I made the long trek to Jasper, Indiana – 556 W Haysville Road, Saint Paul’s Lutheran Church for Lane Kimmel and Lesley Sergeant’s big day. Running late due to other commitments of the day, I walked through the doors in the nick of time. There she was – standing in splendor before my eyes. As stunning as I had imagined her being. Radiant. Beaming. Eager. Her blonde tendrils cascading on her shoulders, she embraced me with a smile and gratefulness for coming to hers and Lane’s wedding. (I was the one who felt special for receiving the invite.)
The 500-person-capacity church was packed! Barely a seat left. The attendance was a tremendous testimony to the unique and impeccable character of these two young people. I was seated in the very back of the church – a perfect bird’s eye view of the crowd and the wedding party. Two-by-two the attendants strolled down the aisle to the beat of out-of-the-ordinary music selections for a wedding march. The medley of songs was clearly the couple’s favorites, filled with lyrics of love and depths of devotion depicting their story of romance.

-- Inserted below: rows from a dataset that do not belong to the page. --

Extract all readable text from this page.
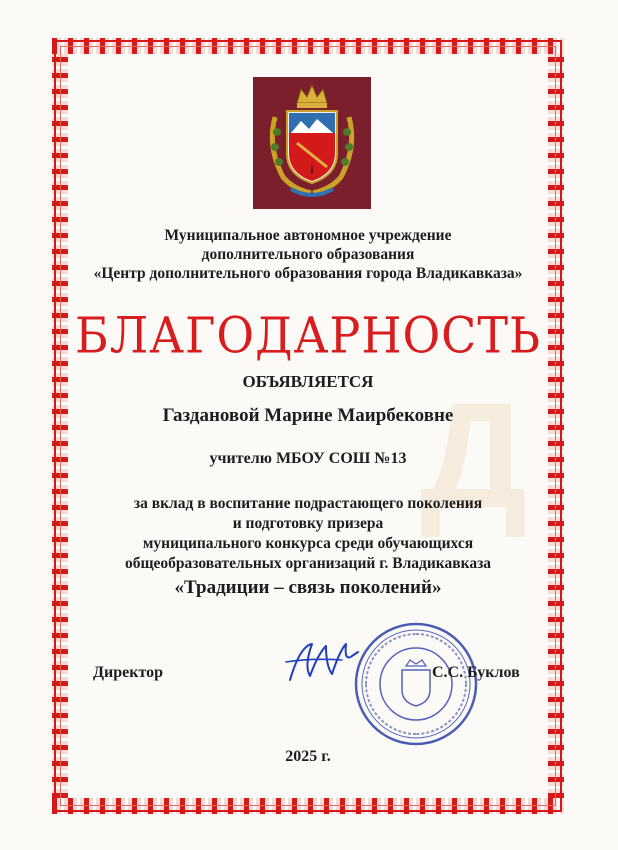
Д
Муниципальное автономное учреждение
дополнительного образования
«Центр дополнительного образования города Владикавказа»
БЛАГОДАРНОСТЬ
ОБЪЯВЛЯЕТСЯ
Газдановой Марине Маирбековне
учителю МБОУ СОШ №13
за вклад в воспитание подрастающего поколения
и подготовку призера
муниципального конкурса среди обучающихся
общеобразовательных организаций г. Владикавказа
«Традиции – связь поколений»
Директор	С.С. Буклов
2025 г.
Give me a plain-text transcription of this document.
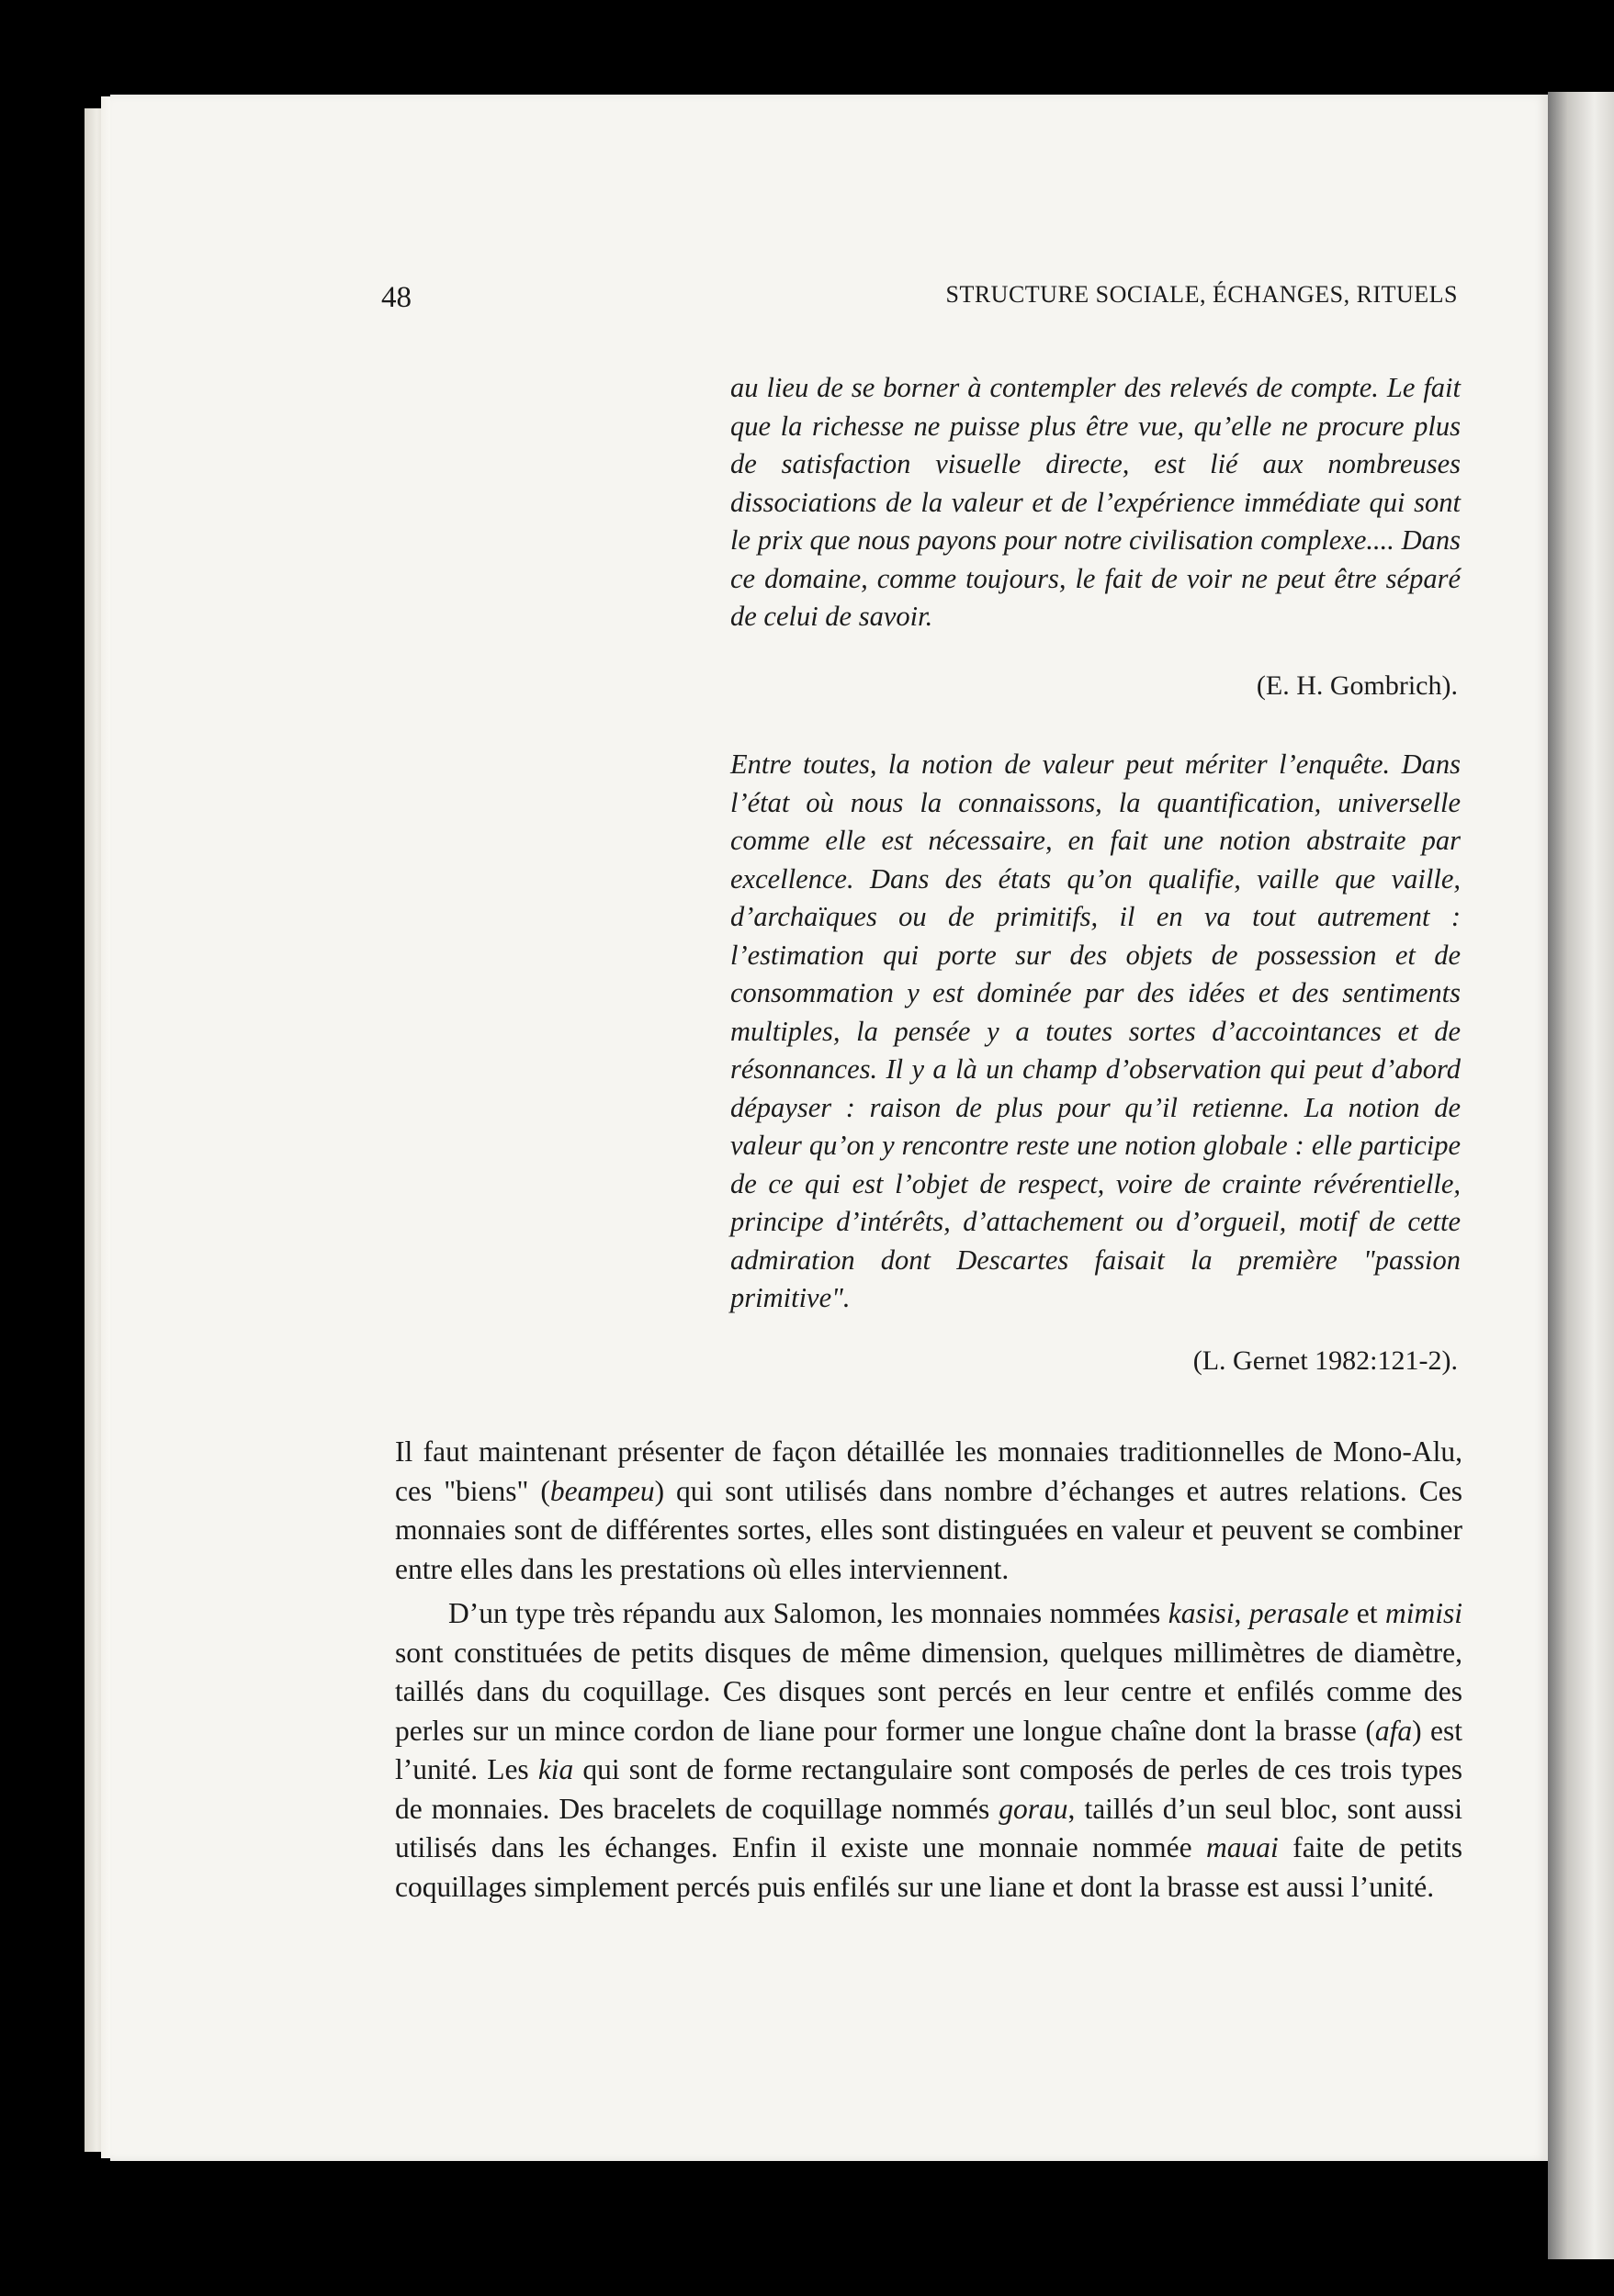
48	STRUCTURE SOCIALE, ÉCHANGES, RITUELS

au lieu de se borner à contempler des relevés de compte. Le fait que la richesse ne puisse plus être vue, qu’elle ne procure plus de satisfaction visuelle directe, est lié aux nombreuses dissociations de la valeur et de l’expérience immédiate qui sont le prix que nous payons pour notre civilisation complexe.... Dans ce domaine, comme toujours, le fait de voir ne peut être séparé de celui de savoir.

(E. H. Gombrich).

Entre toutes, la notion de valeur peut mériter l’enquête. Dans l’état où nous la connaissons, la quantification, universelle comme elle est nécessaire, en fait une notion abstraite par excellence. Dans des états qu’on qualifie, vaille que vaille, d’archaïques ou de primitifs, il en va tout autrement : l’estimation qui porte sur des objets de possession et de consommation y est dominée par des idées et des sentiments multiples, la pensée y a toutes sortes d’accointances et de résonnances. Il y a là un champ d’observation qui peut d’abord dépayser : raison de plus pour qu’il retienne. La notion de valeur qu’on y rencontre reste une notion globale : elle participe de ce qui est l’objet de respect, voire de crainte révérentielle, principe d’intérêts, d’attachement ou d’orgueil, motif de cette admiration dont Descartes faisait la première "passion primitive".

(L. Gernet 1982:121-2).

Il faut maintenant présenter de façon détaillée les monnaies traditionnelles de Mono-Alu, ces "biens" (beampeu) qui sont utilisés dans nombre d’échanges et autres relations. Ces monnaies sont de différentes sortes, elles sont distinguées en valeur et peuvent se combiner entre elles dans les prestations où elles interviennent.

D’un type très répandu aux Salomon, les monnaies nommées kasisi, perasale et mimisi sont constituées de petits disques de même dimension, quelques millimètres de diamètre, taillés dans du coquillage. Ces disques sont percés en leur centre et enfilés comme des perles sur un mince cordon de liane pour former une longue chaîne dont la brasse (afa) est l’unité. Les kia qui sont de forme rectangulaire sont composés de perles de ces trois types de monnaies. Des bracelets de coquillage nommés gorau, taillés d’un seul bloc, sont aussi utilisés dans les échanges. Enfin il existe une monnaie nommée mauai faite de petits coquillages simplement percés puis enfilés sur une liane et dont la brasse est aussi l’unité.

Two ministers would preside: one who had shared in fashioning the groom’s spiritual growth as he witnessed him develop into an unwavering man of faith; the other was a family friend with a passion for serving.
The groom had labored over the tapestry of vows, weaving expressions of his own intricately between the threads of the customary promises. Provisions had been carefully planned out for his bride, down to the dainty hanky tucked in his tux pocket, which she pulled out when emotions spilled forth from her gentle eyes. The couple invited those in the crowd of witnesses whose spouse was present to participate in the “Four Hands” ceremony. It was indicative of their lack of selfishness and thoughtfulness of others, even on their special day.
The Groom claimed his Bride, and they emerged Mr. and Mrs. Lane Kimmel to the beat of “Everything” by Michael Bublé. Oops, “here comes the Groom” to collect his grandmother! It was a beautiful telling moment of the bond the two shared. The Bride’s family had traveled 3500 miles to witness the wedding. Lesley’s grandmother was dazzling, beautifully arrayed in her wheelchair grandeur. The strong family legacy between the two families alleviated the often uncomfortable ordeal of blended family issues at such ceremonies. The long-line-of-love tradition is a model this godly couple is sure to proudly carry on.
An acapella rendition of “Jesus Loves Me” guided the Bride and Groom to the front of the church to dismiss each row, affording everyone ample opportunity to hug and congratulate the newlyweds. Each of them met friends and some family members for the first time, but instant camaraderie transferred from one to the other as their oneness began to surface.
Guests waited patiently to shower the Bride and Groom with blush-to-rich shades of purple petals as the Cathedral bells announced their departure for the reception. Once there, the wall of antiquity donned the history of brides and grooms – a legacy of commitment. Each guest thumb-printed the “Family Tree” of friends and family, gaining entrance into a spectacular showroom decorated by friends. From the chocolate bar to a delicious meal and favors, it was a night of relaxation and fellowship. Entertainment vacillated from toasts to watching the Bride and Groom in a tender dance, and Bride and Dad in a light-hearted traditional decade routine.
I drove away from the reception site feeling as blessed and assured in lasting love as I had been for a long time. It was well worth the wait to witness two young people who chose to honor the Lord with their lives and one who understood that purity was worth the wait.